# Birdwatching @ Lake Neusiedel National Park



## christopher.nahler (May 25, 2013)

Went on the photohunt with my 70-200 2.8 II testing my new E2xIII.

As I consider myself a passionate amateur I am happy about tips and feedback to improve!


----------



## christopher.nahler (May 25, 2013)

Most closeups where done with 400mm (2x200mm). The "faster" ones without the extender.


----------



## christopher.nahler (May 25, 2013)

The variety of birds if just amazing here.


----------



## christopher.nahler (May 25, 2013)

That's it!

So let me know what you think.

Chris


----------



## Mr Bean (May 25, 2013)

Some nice pics there. What camera body were you using? The pic's of the birds in the reeds can be frustrating / challenging due to the clutter and the auto focus. I've taken so many pics of in-focus twigs with out of focus birds on them


----------



## rpt (May 25, 2013)

Mr Bean said:


> Some nice pics there. What camera body were you using? The pic's of the birds in the reeds can be frustrating / challenging due to the clutter and the auto focus. I've taken so many pics of in-focus twigs with out of focus birds on them


It is in the EXIF. 7D with 70-200L II and 2x.

Lovely pictures.


----------



## Click (May 25, 2013)

Very nice pictures Christopher. 8)


----------



## christopher.nahler (May 25, 2013)

Yes, 7D. In fact that was one of the main reasons why I got it, hoping to be able to catch moving animals in focus.

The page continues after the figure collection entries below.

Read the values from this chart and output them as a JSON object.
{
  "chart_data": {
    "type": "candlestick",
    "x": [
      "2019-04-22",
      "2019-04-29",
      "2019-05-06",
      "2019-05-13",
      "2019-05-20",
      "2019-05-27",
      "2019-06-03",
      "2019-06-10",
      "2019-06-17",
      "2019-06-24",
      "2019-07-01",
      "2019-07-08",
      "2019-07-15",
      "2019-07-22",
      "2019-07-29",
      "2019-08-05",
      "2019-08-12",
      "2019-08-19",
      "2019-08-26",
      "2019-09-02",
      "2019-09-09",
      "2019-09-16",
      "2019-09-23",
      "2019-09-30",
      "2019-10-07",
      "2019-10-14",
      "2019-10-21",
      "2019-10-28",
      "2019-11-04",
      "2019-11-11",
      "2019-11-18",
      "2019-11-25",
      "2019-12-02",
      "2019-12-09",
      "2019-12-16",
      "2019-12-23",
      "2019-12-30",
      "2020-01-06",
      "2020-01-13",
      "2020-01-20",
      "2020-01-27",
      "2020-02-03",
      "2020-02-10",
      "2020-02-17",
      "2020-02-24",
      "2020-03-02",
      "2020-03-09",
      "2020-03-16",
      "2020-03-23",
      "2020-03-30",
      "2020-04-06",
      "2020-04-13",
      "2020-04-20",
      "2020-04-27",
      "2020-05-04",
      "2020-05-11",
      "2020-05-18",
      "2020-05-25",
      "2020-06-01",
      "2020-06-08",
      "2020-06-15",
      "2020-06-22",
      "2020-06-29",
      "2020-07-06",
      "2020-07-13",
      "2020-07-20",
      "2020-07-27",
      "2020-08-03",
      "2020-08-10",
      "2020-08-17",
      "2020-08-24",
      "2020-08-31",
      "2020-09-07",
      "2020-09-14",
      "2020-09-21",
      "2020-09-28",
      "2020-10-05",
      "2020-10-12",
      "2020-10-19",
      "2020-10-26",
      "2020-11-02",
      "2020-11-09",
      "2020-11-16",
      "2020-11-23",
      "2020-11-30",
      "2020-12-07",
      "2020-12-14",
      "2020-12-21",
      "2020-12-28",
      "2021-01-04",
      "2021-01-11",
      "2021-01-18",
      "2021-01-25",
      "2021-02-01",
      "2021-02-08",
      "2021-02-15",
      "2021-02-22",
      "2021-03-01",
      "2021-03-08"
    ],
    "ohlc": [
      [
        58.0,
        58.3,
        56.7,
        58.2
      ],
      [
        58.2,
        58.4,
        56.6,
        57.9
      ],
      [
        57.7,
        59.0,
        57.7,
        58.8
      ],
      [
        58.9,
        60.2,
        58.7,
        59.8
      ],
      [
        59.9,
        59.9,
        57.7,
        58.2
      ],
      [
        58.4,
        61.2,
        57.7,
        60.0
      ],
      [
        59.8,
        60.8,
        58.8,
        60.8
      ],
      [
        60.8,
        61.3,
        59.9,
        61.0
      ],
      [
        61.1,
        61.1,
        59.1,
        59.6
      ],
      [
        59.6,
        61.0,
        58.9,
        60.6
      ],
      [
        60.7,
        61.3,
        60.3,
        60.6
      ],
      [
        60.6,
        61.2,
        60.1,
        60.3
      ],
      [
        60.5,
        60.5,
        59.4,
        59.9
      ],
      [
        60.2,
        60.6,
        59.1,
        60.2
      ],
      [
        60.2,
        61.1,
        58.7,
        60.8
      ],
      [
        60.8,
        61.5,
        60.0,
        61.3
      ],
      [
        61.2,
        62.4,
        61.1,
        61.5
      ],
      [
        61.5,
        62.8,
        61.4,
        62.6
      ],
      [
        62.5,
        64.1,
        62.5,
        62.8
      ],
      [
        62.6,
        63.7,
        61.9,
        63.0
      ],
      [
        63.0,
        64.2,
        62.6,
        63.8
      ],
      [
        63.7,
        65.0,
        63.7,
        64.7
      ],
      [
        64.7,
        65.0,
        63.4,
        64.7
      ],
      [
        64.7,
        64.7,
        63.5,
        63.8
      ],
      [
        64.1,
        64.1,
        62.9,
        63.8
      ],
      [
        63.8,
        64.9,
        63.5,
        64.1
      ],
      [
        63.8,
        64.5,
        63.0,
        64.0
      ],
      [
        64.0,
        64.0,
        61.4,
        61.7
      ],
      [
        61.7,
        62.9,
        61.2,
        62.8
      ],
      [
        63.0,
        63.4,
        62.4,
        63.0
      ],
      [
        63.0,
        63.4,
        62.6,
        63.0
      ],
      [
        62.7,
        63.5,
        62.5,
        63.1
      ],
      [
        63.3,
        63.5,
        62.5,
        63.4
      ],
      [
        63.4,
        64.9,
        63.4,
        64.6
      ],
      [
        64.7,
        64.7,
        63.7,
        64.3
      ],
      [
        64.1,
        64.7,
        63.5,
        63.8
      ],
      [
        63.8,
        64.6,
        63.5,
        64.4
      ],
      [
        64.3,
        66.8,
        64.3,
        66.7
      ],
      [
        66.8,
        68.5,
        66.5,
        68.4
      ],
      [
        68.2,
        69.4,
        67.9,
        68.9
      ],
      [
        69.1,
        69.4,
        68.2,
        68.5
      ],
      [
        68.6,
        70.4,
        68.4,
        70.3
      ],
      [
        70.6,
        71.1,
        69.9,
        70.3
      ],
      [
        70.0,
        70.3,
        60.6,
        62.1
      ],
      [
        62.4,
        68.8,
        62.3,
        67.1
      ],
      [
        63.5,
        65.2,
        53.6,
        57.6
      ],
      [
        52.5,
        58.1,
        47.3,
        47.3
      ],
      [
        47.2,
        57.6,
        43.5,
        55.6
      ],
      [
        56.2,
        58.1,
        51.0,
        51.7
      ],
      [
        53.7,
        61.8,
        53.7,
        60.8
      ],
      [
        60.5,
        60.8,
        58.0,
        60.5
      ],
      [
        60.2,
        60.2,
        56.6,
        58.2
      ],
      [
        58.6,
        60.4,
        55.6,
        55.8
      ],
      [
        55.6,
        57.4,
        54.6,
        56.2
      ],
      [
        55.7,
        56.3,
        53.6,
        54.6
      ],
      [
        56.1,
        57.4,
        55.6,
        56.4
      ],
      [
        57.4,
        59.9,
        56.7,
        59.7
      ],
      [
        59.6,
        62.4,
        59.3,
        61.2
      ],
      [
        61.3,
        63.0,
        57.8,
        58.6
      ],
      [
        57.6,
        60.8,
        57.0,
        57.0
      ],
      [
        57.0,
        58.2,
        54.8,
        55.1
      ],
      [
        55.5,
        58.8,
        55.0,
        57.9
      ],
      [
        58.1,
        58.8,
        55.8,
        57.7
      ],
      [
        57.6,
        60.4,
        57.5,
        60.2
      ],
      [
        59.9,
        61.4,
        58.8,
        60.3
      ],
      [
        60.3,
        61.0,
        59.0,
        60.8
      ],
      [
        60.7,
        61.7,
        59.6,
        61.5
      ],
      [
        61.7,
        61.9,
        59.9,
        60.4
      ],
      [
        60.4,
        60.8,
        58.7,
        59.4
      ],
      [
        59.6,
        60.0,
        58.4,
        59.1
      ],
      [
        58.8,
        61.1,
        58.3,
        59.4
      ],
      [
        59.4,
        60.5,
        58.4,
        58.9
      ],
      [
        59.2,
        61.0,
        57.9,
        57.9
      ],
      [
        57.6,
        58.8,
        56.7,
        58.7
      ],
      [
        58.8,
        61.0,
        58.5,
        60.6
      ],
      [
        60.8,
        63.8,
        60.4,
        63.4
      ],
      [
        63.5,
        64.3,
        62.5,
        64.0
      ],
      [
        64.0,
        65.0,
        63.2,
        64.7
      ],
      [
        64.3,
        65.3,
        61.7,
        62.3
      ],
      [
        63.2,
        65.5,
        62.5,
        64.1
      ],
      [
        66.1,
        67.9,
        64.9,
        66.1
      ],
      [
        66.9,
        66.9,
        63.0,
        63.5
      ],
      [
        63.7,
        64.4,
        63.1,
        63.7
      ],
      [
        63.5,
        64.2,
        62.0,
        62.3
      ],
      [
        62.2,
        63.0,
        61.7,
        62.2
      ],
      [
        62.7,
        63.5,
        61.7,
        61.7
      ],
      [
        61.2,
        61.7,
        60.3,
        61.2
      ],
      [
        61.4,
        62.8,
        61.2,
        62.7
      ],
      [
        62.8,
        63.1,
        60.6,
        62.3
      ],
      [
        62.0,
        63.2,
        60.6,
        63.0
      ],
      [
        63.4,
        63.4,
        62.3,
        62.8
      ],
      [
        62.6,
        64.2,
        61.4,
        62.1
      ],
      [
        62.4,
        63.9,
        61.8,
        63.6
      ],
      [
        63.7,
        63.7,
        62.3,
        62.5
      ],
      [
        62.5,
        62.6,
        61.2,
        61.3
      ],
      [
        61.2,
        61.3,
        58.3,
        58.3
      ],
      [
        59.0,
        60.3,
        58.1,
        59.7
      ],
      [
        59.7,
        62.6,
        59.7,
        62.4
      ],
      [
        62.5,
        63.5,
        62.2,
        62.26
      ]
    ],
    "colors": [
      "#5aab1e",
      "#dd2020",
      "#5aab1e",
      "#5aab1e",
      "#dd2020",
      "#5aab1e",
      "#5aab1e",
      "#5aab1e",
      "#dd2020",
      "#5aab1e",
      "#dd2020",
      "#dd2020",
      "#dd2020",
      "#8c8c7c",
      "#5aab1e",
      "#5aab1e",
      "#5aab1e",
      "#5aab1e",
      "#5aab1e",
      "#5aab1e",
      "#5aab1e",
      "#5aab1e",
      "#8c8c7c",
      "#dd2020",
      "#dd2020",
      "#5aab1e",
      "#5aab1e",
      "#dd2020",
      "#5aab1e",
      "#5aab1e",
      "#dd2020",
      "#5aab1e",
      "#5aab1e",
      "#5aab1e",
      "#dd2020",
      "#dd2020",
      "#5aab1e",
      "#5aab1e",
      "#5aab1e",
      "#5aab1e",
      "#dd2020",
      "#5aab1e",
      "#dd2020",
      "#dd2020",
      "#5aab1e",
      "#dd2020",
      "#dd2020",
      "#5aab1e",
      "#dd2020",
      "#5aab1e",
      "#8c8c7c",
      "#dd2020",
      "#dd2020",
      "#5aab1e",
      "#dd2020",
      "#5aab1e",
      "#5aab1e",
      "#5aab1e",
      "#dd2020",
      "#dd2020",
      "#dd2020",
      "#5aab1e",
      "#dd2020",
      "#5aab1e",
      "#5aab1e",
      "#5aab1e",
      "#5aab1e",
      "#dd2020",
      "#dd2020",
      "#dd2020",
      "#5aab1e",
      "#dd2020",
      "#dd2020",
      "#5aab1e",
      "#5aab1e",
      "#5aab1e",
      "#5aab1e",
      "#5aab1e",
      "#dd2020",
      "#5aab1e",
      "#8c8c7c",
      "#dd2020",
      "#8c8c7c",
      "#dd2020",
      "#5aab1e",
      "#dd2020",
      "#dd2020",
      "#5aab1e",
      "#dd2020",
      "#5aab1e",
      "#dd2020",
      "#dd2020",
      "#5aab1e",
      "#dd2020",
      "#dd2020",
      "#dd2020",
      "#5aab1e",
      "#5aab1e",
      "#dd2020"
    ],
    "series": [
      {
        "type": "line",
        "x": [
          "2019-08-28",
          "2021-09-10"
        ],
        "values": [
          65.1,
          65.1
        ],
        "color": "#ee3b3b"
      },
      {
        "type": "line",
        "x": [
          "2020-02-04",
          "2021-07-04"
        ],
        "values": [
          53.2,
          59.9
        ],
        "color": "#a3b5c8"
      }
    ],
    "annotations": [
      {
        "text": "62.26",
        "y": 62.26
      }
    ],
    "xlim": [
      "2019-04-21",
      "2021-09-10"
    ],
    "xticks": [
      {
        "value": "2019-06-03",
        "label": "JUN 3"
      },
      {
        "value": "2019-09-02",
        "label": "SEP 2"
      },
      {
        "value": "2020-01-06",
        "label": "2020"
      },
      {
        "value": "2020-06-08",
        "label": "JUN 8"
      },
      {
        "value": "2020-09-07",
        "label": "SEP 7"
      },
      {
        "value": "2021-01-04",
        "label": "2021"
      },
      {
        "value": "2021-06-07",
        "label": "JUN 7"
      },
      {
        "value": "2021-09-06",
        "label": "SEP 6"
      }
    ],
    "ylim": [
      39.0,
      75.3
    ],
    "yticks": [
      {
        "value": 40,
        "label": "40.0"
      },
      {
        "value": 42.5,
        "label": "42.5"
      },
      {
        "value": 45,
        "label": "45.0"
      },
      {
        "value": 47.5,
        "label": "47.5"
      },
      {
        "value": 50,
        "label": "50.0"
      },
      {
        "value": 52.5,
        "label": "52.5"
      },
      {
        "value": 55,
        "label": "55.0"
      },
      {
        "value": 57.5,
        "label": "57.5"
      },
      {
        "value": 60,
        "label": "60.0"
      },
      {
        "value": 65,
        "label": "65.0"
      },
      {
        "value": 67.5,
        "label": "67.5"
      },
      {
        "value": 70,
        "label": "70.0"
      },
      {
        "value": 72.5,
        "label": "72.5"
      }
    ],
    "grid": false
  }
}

LOL, yes I know what you mean Mr. Bean. The camera needs some IQ to read my mind what I want to have in focus and what not. Thanks to digital age I just take more pictures and usually at least some of them are useable, esp when using spot AF and spot metering.

I also love the 3 custom settings you can register so I am able to instantly switch between apropriate settings for a bird just flying over me and the flower I am spending time with on the ground.


----------